The Adventure of being alive #1

feb 20 - weight of the worldTomorrow I write my last final, and hopefully my last undergraduate final exam: Introduction to 20th Century French literature.

My textbook, Moments Littéraires: An Anthology for Intermediate French sums up our day and age expertly. Here is a translation of some of the things it says about the literary time we’re living in:

“At the dawn of the 21st century, some spoke of the “Era of inner emptiness;” others saw a new humanism in globalization.

In the 40’s, facing the horror of the Second World War, existentialism emerged and proposed to fight against the absurdity of life in confronting reality without hope and without absolutes. Albert Camus and Jean-Paul Sartre concentrated on existence, or the reality of the present, to find an identity in the middle of “nothingness.”

In other areas, like the theatre of Jean Anouillh, the dramatic language and structure were more traditional, but the same anxiety about living appeared.

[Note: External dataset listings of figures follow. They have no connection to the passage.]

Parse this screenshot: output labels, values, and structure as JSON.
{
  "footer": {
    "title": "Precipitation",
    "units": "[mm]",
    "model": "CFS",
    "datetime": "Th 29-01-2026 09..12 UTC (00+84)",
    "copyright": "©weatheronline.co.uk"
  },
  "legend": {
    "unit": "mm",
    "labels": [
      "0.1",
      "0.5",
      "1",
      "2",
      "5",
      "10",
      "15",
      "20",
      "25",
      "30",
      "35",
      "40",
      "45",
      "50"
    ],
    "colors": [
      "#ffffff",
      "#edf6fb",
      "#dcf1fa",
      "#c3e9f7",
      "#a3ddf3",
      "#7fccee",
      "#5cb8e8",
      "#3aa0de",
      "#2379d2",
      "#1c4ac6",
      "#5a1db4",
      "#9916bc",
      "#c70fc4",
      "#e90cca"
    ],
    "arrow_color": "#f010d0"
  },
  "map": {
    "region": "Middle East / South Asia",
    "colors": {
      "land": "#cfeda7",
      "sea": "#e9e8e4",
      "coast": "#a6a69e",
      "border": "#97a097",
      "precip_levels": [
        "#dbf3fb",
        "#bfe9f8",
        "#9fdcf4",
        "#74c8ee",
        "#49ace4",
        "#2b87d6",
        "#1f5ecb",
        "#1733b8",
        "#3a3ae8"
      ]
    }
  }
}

In the 60’s, the anxiety transformed into a moral crisis…Marguerite Duras saw in the novel not a way of transforming a message, but a veritable writing laboratory, a place of narrative and linguistic experimentation where the reader becomes an interpreter and creator.

The period of 1970 to today is known as “The Postmodern Era.” Sociologists speak of “triumphant individualism,” “sexual liberation” with the disappearance of all taboos.

Man is no longer thought of as a divine creature, but rather God appears as a creature of man. The “I think therefore I am” of Descartes has been replaced by “I consume therefore I am.”

After the Nouveau Roman, postmodern writers abandoned the question of literary theories to make themselves attentive and tormented witnesses of social reality… Literary homogeneity made way for heterogeneity of genres, styles, and cultures. Eclecticism is king.

As Le Clézio said, today’s writer seeks to express “before all formal speculation, the adventure of being alive.”